A ainda jovem senhora havia adquirido ao longo dos anos uma série de camadas concêntricas de gor­dura que lhe assassinavam as linhas. Não era um achado propriamente dito, mas naquele momento, a constatação a fez tremer e quase a reconduziu à posi­ção de bovinamente sentada.
Por uns segundos ficou estupefata com o grau de deterioração de seu invólucro. Pensou em si como numa sequóia com a diferença de que a sua idade seria determinada pela contagem das camadas de gordura. Ora, ela não seria Miss Mundo, não teria nádegas de porcelana ou o busto insolente de uma adolescente, mas isso não era uma desculpa para ficar flutuando na própria banha, imersa numa insig­nificante poça de conhecimento. Estava lançado o desafio, do embelezamento interior e exterior. Em vez do encolhimento covarde e acomodado, havia esco­lhido o desabrochar.
A gratificação mentolada foi repelida com a energia típica de uma recém-conversa à sua própria causa. A recusa da gratificação era, paradoxalmente, ainda mais gratificante.

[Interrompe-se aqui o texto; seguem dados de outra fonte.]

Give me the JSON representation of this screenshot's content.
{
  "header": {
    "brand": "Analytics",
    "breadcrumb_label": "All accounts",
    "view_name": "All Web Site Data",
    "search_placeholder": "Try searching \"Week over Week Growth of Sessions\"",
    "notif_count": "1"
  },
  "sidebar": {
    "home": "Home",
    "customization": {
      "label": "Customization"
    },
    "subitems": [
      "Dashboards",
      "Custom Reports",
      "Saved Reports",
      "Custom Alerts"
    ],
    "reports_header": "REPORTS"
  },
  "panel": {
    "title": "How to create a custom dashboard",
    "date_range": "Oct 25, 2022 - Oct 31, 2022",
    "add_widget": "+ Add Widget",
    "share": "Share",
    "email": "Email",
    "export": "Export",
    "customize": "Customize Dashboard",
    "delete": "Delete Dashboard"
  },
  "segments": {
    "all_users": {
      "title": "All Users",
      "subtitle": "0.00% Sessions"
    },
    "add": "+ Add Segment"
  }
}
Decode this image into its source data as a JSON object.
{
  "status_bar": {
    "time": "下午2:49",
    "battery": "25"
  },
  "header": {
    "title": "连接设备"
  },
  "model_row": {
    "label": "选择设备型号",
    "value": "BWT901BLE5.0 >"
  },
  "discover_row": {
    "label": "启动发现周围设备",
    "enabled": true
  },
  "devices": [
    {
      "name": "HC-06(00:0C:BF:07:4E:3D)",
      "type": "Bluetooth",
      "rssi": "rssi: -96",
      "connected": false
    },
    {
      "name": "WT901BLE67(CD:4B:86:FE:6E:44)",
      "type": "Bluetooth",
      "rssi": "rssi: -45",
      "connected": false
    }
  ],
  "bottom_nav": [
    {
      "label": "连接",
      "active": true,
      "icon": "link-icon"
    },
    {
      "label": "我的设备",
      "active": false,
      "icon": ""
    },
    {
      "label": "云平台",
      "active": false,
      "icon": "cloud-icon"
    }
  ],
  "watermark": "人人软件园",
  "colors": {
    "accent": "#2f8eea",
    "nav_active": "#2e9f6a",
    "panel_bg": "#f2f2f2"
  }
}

Estranho como durante aqueles minutos de deva­neio, pontuados por um único gesto – a tentativa de descolar-se da poltrona – , pensara intensamente ape­nas em si. Nem por um segundo deixaria de amar quem disso fosse digno. Continuaria ser mãe, esposa, dona de casa, mulher. Havia decidido, no entanto, tornar-se um ser de qualidade e não apenas de quali­dades.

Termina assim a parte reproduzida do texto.